Wendy Jacobo, une Guatémaltèque à la Maison du sport français

Depuis le vendredi 21 octobre 2011, et pour deux mois, les départements du marketing et des relations internationales du CNOSF accueillent Wendy Jacobo, directrice adjointe du marketing au Comité Olympique Guatémaltèque, dans le cadre d’un programme de stages promu et financé par la Solidarité Olympique.
Basée à Lausanne, cette institution créée en 1961 sur proposition du président du CNO français de l’époque, le Comte Jean de Beaumont, se charge d'administrer et de gérer la distribution des droits de télévision des Jeux Olympiques auprès des CNO. Proposant des programmes mondiaux destinés à tous les CNO organisés en 4 secteurs (athlètes, entraîneurs, gestion des CNO et promotion des valeurs olympiques), ainsi que des programmes continentaux, gérés et administrés par les associations continentales elles mêmes, la Solidarité Olympique est devenue un mécanisme de redistribution exemplaire au sein de la société internationale, une émanation des principes éthiques qui régissent le Mouvement olympique.
Entretien avec Wendy pour en savoir un peu plus sur les raisons de sa venue et connaitre ses premières impressions sur le CNOSF. En français dans le texte !
Pour quelles raisons avez-vous souhaité participer à ce programme de la Solidarité Olympique et pourquoi plus particulièrement avoir choisi le Comité National Olympique et Sportif Français ?

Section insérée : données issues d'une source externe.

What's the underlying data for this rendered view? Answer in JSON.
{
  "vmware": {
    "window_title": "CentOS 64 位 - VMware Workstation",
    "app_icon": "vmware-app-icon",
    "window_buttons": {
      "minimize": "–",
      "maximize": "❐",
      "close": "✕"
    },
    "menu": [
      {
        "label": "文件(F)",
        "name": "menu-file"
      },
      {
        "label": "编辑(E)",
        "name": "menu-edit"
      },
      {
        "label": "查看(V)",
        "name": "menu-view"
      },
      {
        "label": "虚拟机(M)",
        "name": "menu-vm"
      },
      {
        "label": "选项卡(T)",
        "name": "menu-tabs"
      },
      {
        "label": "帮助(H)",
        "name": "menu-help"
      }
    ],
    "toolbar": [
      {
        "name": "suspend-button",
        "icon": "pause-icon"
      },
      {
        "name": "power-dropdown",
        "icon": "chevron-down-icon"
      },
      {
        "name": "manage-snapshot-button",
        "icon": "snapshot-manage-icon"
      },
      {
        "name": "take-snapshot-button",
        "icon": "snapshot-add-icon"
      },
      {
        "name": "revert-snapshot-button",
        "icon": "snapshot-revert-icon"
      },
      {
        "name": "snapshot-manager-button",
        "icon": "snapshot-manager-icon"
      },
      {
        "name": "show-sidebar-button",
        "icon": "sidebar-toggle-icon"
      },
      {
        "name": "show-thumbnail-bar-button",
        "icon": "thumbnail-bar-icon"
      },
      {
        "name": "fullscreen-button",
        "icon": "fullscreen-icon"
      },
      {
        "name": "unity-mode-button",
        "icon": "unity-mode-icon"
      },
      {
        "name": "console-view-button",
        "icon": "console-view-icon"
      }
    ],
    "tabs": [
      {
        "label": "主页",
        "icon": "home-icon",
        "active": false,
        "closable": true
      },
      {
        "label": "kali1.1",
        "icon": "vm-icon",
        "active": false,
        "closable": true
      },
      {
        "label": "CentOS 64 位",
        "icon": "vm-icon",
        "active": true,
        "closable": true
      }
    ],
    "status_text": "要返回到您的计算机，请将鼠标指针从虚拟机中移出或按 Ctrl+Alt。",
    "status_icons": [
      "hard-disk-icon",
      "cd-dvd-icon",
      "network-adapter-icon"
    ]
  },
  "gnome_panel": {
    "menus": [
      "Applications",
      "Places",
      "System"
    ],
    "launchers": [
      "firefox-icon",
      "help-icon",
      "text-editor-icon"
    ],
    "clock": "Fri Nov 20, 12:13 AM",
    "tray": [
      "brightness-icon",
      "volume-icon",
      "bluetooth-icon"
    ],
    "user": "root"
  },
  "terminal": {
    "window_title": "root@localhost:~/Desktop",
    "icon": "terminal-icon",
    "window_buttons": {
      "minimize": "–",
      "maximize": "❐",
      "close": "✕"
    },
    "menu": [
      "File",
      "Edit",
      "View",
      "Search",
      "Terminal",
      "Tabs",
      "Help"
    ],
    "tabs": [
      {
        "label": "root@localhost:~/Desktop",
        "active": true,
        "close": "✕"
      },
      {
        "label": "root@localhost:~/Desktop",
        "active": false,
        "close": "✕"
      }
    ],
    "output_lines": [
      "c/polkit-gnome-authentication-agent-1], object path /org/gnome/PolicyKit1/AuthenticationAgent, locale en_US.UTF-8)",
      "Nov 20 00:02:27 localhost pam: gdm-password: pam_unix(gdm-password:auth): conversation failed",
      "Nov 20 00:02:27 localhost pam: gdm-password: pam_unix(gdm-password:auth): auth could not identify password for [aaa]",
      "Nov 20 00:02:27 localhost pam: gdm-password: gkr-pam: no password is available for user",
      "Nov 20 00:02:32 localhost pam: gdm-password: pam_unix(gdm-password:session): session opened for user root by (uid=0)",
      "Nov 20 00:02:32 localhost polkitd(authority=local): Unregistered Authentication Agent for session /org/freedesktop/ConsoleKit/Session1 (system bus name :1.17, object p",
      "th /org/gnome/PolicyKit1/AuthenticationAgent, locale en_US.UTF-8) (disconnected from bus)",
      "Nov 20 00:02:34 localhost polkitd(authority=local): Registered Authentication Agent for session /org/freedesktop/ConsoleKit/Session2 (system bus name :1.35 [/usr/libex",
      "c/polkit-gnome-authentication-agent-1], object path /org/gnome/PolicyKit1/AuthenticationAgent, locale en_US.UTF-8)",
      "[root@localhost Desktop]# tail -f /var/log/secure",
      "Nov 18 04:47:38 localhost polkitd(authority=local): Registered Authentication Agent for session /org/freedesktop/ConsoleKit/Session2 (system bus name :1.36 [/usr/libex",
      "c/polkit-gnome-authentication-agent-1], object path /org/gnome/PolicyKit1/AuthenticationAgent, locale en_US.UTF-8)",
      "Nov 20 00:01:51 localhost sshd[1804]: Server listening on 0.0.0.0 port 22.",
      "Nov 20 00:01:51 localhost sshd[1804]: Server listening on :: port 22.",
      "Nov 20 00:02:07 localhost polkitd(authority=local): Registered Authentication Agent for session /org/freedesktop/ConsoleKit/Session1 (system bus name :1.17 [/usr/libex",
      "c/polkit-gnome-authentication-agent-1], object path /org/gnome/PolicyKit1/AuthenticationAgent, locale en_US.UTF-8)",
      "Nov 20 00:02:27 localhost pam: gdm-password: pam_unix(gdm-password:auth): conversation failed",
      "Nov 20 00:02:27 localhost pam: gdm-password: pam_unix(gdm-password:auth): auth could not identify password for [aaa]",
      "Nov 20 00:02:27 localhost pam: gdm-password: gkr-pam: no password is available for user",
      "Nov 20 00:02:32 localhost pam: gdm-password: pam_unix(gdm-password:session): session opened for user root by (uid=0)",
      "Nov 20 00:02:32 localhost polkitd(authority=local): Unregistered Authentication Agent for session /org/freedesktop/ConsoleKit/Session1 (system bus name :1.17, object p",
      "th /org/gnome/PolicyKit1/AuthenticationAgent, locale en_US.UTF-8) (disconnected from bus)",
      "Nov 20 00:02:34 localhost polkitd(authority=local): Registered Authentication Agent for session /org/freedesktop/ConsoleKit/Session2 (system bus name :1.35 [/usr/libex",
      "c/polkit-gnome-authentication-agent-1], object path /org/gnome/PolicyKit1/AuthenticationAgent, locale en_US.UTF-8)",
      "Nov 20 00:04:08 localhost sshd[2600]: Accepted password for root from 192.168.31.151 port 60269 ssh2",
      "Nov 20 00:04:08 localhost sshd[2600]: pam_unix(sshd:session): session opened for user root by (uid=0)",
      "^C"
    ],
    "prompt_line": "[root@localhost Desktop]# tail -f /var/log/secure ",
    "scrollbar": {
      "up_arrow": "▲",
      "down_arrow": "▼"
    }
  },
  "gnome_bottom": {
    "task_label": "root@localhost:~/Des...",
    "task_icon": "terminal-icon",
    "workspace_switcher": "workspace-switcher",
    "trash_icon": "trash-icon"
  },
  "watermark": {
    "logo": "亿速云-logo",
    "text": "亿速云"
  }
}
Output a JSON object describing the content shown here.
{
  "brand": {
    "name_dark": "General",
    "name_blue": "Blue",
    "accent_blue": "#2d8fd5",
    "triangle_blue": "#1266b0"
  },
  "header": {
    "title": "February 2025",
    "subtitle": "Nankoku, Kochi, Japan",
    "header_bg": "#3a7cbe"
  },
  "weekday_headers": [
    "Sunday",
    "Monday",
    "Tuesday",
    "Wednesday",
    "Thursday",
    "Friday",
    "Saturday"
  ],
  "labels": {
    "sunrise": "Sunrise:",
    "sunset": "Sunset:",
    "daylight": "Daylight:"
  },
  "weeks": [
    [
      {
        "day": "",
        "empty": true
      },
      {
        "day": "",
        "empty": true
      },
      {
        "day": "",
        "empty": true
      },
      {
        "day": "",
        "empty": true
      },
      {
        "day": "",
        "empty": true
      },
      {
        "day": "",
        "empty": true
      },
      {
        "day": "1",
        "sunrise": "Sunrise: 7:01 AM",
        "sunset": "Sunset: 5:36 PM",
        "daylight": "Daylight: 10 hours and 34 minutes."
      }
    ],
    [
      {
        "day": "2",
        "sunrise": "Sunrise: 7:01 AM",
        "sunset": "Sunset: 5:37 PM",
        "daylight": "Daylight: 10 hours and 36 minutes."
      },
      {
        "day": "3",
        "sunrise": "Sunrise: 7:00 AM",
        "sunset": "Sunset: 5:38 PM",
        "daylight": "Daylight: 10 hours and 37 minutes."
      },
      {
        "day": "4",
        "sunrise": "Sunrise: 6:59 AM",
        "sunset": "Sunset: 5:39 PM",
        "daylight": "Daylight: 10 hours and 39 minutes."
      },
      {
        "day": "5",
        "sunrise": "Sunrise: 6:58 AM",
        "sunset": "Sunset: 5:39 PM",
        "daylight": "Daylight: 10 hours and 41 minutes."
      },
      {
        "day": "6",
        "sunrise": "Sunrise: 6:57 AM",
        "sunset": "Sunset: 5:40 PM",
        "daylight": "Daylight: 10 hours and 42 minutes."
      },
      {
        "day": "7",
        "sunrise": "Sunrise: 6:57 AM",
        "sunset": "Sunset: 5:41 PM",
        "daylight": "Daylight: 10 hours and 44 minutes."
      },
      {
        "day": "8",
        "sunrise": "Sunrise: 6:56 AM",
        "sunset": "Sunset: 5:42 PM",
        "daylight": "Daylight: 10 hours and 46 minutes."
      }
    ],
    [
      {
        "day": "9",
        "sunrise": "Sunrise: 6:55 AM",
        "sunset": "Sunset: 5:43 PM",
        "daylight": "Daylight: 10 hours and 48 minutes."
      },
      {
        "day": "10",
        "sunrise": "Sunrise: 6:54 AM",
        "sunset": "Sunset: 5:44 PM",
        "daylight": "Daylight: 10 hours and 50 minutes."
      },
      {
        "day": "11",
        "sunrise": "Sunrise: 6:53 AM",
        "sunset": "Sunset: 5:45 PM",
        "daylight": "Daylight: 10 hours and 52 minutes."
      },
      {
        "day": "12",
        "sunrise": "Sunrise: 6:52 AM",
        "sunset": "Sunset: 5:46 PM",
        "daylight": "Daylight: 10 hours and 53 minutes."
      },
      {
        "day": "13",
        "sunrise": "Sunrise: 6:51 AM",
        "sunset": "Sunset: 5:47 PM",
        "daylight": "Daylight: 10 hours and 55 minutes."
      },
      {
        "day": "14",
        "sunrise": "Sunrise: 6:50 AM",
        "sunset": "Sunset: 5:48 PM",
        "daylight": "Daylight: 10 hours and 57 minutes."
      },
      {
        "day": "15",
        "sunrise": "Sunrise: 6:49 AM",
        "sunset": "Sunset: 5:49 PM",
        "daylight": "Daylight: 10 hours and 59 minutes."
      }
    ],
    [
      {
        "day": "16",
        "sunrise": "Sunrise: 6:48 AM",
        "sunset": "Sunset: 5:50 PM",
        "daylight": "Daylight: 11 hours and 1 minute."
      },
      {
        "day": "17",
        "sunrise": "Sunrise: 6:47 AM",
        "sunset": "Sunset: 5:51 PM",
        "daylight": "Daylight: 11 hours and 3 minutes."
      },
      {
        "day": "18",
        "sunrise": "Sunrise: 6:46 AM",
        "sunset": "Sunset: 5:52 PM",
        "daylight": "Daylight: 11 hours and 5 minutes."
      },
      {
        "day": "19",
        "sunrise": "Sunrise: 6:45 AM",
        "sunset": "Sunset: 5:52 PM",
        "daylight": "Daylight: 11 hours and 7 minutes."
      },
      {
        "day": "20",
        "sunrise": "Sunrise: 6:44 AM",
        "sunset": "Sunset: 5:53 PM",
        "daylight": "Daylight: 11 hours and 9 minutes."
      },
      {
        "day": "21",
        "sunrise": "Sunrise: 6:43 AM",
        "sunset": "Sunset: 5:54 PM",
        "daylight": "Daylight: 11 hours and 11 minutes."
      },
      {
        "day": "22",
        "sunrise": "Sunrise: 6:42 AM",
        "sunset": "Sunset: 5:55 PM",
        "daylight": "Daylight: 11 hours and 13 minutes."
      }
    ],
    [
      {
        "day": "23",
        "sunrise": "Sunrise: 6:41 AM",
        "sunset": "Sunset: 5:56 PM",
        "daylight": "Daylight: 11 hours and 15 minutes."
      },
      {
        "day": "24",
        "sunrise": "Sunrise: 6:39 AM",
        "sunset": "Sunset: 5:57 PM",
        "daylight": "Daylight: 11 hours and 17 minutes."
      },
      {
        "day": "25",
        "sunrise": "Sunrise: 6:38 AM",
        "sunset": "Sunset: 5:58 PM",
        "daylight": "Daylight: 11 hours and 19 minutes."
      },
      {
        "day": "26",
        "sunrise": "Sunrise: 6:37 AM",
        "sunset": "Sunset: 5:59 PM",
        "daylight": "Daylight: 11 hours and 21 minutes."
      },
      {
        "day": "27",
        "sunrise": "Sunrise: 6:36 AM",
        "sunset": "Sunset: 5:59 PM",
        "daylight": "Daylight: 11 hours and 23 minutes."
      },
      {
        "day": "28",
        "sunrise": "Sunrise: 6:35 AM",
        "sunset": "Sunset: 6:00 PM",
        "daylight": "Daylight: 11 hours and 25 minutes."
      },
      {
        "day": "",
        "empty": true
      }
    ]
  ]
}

Wendy, à droite, accompagnée du service des relations internationales du CNOSF et de Marc Andrieux, au centre, secrétaire général de la FF Haltérophilie
Tout d’abord, le département pédagogique du Comité Olympique Guatémaltèque m’a informée du fait que plusieurs CNO, via la Solidarité Olympique, s’étaient proposés pour accueillir un stagiaire en 2011. Compte tenu du profil recherché et de mes études (Wendy est diplômée en relations internationales), c’est la Solidarité Olympique elle-même qui a pris la liberté de proposer ma candidature au CNOSF.
C’était pour moi une excellente occasion de venir observer et échanger avec nos amis français et je suis certaine que je pourrai utiliser ce que j’aurai fait ici pour nourrir et développer mes activités là-bas.
Après une semaine passée au sein du CNOSF, quelles sont tes premières impressions sur les similitudes et les différences entre nos deux institutions ?
Au sein de notre CNO, nous avons une impression très positive sur le CNOSF car c’est en France qu’est né le Mouvement olympique. J’ai besoin de plus de temps pour analyser, mais je trouve beaucoup de choses très intéressantes, même s’il y a finalement assez peu de différences du point de vue organisationnel.
Ce n’est pas vraiment une différence, car je sais que cela existe ici aussi, mais au Guatemala, nous avons décidé de développer les formations pédagogiques spécifiques à destination des élus et des athlètes. C’est l’une de nos priorités.
Par contre vous avez la chance d’avoir des possibilités que nous n’avons pas, car la France est un grand pays avec beaucoup de moyens. Vous avez, par exemple, de nombreux athlètes de haut niveau alors que nous n’avons pas encore eu de médaille olympique. Mais nous en espérons une bientôt !

La délégation guatémaltèque a d’ailleurs récemment participé au Jeux Panaméricains de Guadalajara au Mexique. Quels ont été vos résultats ?
Le Guatemala a participé à tous les Jeux Panaméricains depuis leur création en 1951 et c’est, à ce jour, l’édition durant laquelle nous avons remporté le plus de médailles. Nous avons terminé à la onzième place du classement des médailles (42 délégations sont engagées). C’est une grande satisfaction car, pour nous, ce sont les Jeux les plus importants après les Jeux Olympiques. Ils nous permettent de nous mesurer avec certaines des plus grandes puissances sportives du monde, telles que les États-Unis, le Canada ou encore le Brésil, et ce résultat nous donne beaucoup d’espoir pour Londres 2012.